Sunday, April 10, 2011
Mt. Morrison Hike - South Ridge
~3.8-4M RT, ~2000' gain, Class 2
~2.5 hour hike
Update 2014: South Ridge Trail up Mt. Morrison is open; direct access from Amphitheater (east face) is not allowed
With a nice day on Saturday, J wanted to get out for a modest hike, and we didn't want to drive to far out of Denver. Thought it might be a good day to check out Mt. Morrison -- and we were glad we did.
Mt. Morrison is a prominent foothill above the quaint town of Morrison, Colorado. Even more famously, Mt. Morrison stands above Red Rocks park, home of the famous Red Rocks amphiteatre. Other than the antenna towers near the top, it seemed like it would be an interesting climb, with a great vantage point above the city.
As usual, mtnrunner2 takes much better photos, such as this one from last year:
Otherwise, I didn't even know the logistics of hiking Mt. Morrison until recently. It doesn't appear on the official Red Rocks trail map, for example, and I hadn't seen it in popular guidebooks (despite being a very popular park). However, there was some discussion on 14ers.com that discussed the "South Ridge" trail (among others), which is described specifically on Summitpost.
It appears there are some "official unofficial" trails to the top, and only in the last few years, I've read, have some fences been removed to allow access to the summit. The various trails seem to have arisen as social trails, yet not prohibited, as the unofficial trailhead we started at had a sign next to it for hiking only (no bikes or horses). Several folks suggested that the South Ridge trail is the best developed trail, while the more popular and shorter trail from the amphitheater itself is more erosion-prone, which seemed both less fun, more crowded, and less ecologically sensitive.
So these trails appear to be popular, but not developed with modern sensibilities for heavy use, and operate in a nebulous state between official and unofficial. I'm torn, because I love cross-country hiking and scrambling in more remote mountains, whereas this area sees heavy use, but also want to see resources be used sustainably. On the other hand, it's littered with dead telephone poles, antenna, infrastructure for a funicular, and assorted concrete waste near the top. Now you know, and feel free to comment if you have more information or disagree.
South Ridge trail begins by parking at Entrance #4, the West entrance off of Bear Creek Rd. Immediately on your left is the obvious trail and sign, so park anywhere convenient and accessible near the entrance.
And then, there's nowhere to go but up! You begin the hike directly next to an overhead cable, and then over a knocked-down barbed wire fence. Higher up the hill, you actually go over the neglected cable itself:
At the top of the first ridge, you have great views of the valley below, to the West, as you start following the ridge and continuing upward to the North:
Continuing following the obvious ridgeline trail to the north, where the rocky summit itself comes into view:
And on the last push to the summit, the fun begins!

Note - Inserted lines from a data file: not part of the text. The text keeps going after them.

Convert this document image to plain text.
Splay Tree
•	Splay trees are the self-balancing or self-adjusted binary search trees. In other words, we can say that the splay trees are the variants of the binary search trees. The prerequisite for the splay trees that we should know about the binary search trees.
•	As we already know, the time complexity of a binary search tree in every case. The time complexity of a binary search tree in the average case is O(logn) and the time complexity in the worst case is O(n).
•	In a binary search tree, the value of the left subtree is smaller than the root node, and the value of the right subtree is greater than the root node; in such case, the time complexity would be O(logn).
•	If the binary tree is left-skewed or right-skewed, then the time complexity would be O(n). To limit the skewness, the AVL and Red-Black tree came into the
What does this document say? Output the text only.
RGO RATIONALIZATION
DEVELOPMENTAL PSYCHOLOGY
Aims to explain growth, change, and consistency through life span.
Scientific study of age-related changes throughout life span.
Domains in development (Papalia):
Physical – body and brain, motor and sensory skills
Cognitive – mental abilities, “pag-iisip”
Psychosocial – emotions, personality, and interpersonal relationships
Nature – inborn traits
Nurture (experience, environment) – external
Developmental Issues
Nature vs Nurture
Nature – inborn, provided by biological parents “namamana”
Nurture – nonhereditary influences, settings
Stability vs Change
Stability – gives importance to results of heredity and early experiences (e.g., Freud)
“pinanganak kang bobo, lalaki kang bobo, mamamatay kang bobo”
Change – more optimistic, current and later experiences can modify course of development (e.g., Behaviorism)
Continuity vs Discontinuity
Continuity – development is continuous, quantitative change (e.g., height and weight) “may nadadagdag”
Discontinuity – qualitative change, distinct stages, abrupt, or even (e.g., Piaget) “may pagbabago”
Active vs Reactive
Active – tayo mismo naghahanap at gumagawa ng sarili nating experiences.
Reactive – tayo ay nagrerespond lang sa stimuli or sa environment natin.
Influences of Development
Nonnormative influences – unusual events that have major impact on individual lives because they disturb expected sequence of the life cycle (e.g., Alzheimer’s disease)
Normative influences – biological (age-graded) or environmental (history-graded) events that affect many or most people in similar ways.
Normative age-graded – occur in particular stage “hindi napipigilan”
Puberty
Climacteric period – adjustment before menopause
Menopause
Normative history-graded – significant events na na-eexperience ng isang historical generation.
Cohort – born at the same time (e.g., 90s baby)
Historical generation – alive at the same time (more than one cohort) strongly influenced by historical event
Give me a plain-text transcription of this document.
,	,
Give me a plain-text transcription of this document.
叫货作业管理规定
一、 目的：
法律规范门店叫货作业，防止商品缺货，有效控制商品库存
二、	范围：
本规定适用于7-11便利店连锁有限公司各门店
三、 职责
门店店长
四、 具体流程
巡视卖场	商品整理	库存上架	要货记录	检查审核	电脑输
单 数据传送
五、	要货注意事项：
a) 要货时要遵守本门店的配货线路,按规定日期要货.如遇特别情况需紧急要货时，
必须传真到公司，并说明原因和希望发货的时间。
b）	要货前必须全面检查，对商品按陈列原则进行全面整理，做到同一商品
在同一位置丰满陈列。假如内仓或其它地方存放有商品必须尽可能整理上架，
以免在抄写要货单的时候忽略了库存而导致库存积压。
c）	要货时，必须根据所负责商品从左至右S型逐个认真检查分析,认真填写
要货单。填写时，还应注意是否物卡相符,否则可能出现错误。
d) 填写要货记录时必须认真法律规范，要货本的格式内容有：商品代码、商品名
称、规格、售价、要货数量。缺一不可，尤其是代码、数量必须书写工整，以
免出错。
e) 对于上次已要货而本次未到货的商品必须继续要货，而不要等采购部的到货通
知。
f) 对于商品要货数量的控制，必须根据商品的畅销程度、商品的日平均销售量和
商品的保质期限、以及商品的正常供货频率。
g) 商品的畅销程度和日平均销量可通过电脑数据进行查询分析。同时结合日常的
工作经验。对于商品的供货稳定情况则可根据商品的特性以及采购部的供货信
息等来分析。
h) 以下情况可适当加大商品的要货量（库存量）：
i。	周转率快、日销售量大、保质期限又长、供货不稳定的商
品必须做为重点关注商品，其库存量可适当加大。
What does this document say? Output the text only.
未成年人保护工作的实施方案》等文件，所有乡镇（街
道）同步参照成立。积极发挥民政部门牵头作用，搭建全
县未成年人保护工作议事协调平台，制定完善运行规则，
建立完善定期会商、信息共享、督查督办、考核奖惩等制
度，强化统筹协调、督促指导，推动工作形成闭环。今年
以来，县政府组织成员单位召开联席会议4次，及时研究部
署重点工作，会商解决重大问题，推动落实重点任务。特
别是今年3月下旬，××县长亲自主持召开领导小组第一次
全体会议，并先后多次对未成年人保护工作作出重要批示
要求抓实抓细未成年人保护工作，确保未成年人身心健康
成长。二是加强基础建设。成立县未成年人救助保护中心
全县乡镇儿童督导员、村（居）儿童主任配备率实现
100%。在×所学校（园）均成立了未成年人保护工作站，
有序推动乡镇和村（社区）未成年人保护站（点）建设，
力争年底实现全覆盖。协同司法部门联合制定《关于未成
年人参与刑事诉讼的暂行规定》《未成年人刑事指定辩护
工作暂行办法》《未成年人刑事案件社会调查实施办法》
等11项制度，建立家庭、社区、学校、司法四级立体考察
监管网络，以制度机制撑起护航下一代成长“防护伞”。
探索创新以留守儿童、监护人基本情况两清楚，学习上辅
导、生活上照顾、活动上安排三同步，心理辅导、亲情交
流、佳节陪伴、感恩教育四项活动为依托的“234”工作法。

The actual bits of trail are steep enough at times that you might want to put down a hand or grab a rock occasionally (and be careful to avoid sending loose rocks down on a person below), and then you have some occasional larger rocks and boulders to scramble over. But, none of these "problems" are exposed, nor more then 5 yards or so in length, so it's pretty much good clean fun.
By now, Mt. Evans is clearly visible to the West, and a short bit of easy trail on top of rock leads to the summit.
We both liked this hike, and I liked it more than I thought I would. It's right near the magic 1000ft/1M ratio that marks much of the Class 2 mountains I've enjoyed hiking with J in the Sawatch Range especially, so I can see this as a good "14er training" hike for people obsessed with such things. It has some scrambly bits to be interesting while being relatively safe, and is great practice for steep running in either direction (as I annoyed J by goofing off with some repeats on the way down). And, we still only saw maybe a half dozen people or so on the trail. Meanwhile, being a Sunday, other folks were running the amphiteater stairs below -- over and over and over -- I don't discount that as a good workout, but was happier to have the views up top.